Back then, in April 1996, I was interviewed by John Lees on BBC Radio Sussex about 20 minutes before the game started. The buzz around the Goldstone that afternoon was that something was going to happen, I knew this when Leesy thrust his microphone under my nose.
But clearly I couldn’t say anything to implicate myself or my co conspirators given what was going to develop within the next half hour or so. Although I did end the interview with the soundbite, “Football is a huge part of a lot of people’s lives, when you start interfering with people’s lives you have to be prepared to take the consequences.”
As with the York game, Sunday’s protest was clearly premeditated, especially in light of a satellite protest at the team hotels, stopping either club travelling to Old Trafford.
Having been sued for my opinions in this column previously by the enigmatic Ken Bates, I will choose my words very carefully but having seen my own club fall foul of boardroom skullduggery, there are still many question marks over how the Glazers raised the funds to purchase arguably one of the biggest clubs in the world.

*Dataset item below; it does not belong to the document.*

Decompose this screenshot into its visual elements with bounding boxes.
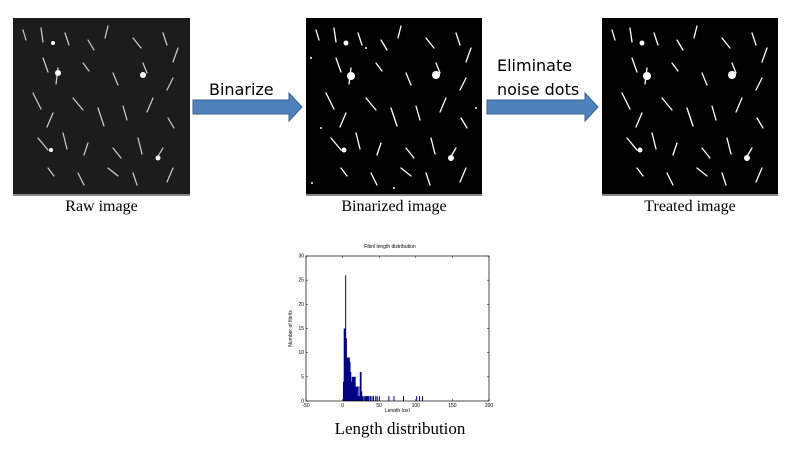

But buy they did, and with blessing of the Premier League...along with all the other foreign owners at the high end of our game.
And this is the whole crux of the matter. Talk of the "big six" returning to domestic ownership, let alone fan backed stake holding, could have come from the pen of Hans Christian Anderson.
For example, regardless of what the Glazers paid for United, the club is valued at £3billion, talk of a 40 per cent fans stake would currently be valued at £1.2 billion, however many fans United have got, that’s not the kind of money you find down the back of the sofa.
Back in the late 80s, the late Greg Stanley was lauded as the saviour of the Albion and look how that ended.
So for all the "Dirty Half Dozen" supporters who’ve welcomed the various foreign sugar daddies down the years, it really has now turned into a “be careful what you wish for scenario.”